Scrapping the benefit cap is TWICE as popular as axing the cap on bankers’ bonuses, a poll has found.
Liz Truss has drawn up plans to remove the cap during a cost-of-living crisis in this Friday’s mini-Budget. But so far there is no plan to remove the £20,000 cap on annual benefits per household (£23k in London) - or even raise it in line with inflation.
The value of the cap has been frozen for six years, despite rising prices. Critics say that has caused social cleansing as rising rents price poor families out of inner cities.
A Survation survey of 1,189 adults, for the Child Poverty Action Group, found 52% want the benefit cap scrapped - but only 27% want the bankers’ bonus cap to go.
Half of those who voted Tory in 2019 want the benefit cap abolished, the poll found.
CPAG warned last week of a “growing gulf” between the cap, benefit rates and the cost of living.
It said axing the cap would give an average £65 a week extra to those hit from April, when benefits are expected to rise around 10%.
If the cap does not change, more than 100,000 households will not get an extra penny from the long-awaited uprating in April.
DWP statistics today showed 69% of all those hit by the cap are single parents.
CPAG chief executive Alison Garnham said: “The benefit cap is leaving the poorest families with less and less while bankers look to be in line for more and more.
“Capped families face a terrifying chasm between their income and rising costs, forced to live with a permanently empty wallet.
“With 330,000 children paying the price, it’s no surprise our polling shows the majority of people think the cap should be scrapped.”

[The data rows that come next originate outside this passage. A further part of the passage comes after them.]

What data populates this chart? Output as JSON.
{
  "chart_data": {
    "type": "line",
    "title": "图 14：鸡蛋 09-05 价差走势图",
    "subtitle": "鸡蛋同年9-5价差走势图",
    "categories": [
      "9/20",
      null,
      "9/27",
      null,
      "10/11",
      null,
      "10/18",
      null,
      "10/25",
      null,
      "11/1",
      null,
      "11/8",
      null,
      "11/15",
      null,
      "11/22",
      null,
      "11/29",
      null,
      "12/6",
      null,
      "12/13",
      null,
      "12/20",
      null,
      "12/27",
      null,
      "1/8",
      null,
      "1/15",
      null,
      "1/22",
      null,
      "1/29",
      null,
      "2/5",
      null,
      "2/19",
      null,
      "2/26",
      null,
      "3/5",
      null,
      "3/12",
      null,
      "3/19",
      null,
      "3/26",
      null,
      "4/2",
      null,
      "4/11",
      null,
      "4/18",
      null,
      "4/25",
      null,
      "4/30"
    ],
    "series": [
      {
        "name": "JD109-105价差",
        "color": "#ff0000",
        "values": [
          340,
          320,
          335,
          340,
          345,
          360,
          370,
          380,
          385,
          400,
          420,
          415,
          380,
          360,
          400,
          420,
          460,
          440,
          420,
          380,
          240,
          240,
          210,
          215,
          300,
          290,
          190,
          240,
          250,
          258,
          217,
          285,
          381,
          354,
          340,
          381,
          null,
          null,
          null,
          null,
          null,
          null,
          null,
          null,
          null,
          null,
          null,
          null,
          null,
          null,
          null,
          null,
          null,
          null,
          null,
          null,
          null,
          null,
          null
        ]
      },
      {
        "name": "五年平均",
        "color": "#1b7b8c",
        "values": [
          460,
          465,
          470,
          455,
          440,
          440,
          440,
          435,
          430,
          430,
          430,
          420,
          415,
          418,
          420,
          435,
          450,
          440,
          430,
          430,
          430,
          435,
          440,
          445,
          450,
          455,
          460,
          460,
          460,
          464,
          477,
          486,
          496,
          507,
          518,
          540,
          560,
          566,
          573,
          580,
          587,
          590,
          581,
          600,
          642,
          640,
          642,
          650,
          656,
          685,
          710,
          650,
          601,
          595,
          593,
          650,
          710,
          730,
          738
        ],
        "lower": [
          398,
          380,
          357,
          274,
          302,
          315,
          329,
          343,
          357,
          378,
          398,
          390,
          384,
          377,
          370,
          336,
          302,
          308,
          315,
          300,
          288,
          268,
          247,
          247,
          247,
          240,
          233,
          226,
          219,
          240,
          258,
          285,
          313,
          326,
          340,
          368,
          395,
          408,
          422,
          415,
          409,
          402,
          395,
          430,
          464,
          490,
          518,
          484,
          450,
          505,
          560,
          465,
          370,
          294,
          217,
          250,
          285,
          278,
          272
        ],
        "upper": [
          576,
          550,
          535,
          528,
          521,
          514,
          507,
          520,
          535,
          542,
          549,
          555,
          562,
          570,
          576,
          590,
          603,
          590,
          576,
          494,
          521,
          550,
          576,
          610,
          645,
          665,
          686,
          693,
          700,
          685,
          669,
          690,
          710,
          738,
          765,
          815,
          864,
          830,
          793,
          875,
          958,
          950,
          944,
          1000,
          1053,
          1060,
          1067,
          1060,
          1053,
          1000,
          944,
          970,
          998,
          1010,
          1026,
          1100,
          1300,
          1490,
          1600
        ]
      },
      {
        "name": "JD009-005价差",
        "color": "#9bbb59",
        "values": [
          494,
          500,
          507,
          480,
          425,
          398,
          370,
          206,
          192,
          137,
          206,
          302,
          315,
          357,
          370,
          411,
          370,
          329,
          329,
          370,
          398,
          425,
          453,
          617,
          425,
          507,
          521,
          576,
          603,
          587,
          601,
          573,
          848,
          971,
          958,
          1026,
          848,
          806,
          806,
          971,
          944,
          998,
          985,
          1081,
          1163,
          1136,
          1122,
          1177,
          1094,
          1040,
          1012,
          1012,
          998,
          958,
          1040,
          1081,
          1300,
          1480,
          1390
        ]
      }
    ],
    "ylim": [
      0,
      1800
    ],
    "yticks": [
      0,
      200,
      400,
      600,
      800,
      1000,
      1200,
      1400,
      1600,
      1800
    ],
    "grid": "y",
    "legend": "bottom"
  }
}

Former Work and Pensions Secretary Therese Coffey had repeatedly refused to scrap the benefit cap.
She said the cap might be reviewed next April, but did not promise to do so. She is now deputy PM and has been replaced by Chloe Smith.
Tory ministers claimed the policy would push families on benefits into work or a smaller flat.
The DWP said the cap provides a strong work incentive and and is fair to taxpayers. But two fifths of Universal Credit claimants are in work.
The department also referred to the Government's £37 billion support package to help the public through the cost-of-living crisis, and the new cap on average energy bills this winter.
Liz Truss defended drawing up plans to scrap the bankers’ bonus cap. She told the BBC in New York: “What I want to see is a growing economy.”
She added: “If that means if that means taking difficult decisions, which are going to help Britain become more competitive, help Britain become more attractive, help more investment flow into our country, yes, I'm absolutely prepared to take those decisions.
“Because what I care about is I care about our country being successful, and everyone in our country, wherever they live, wherever they're from, having those opportunities.”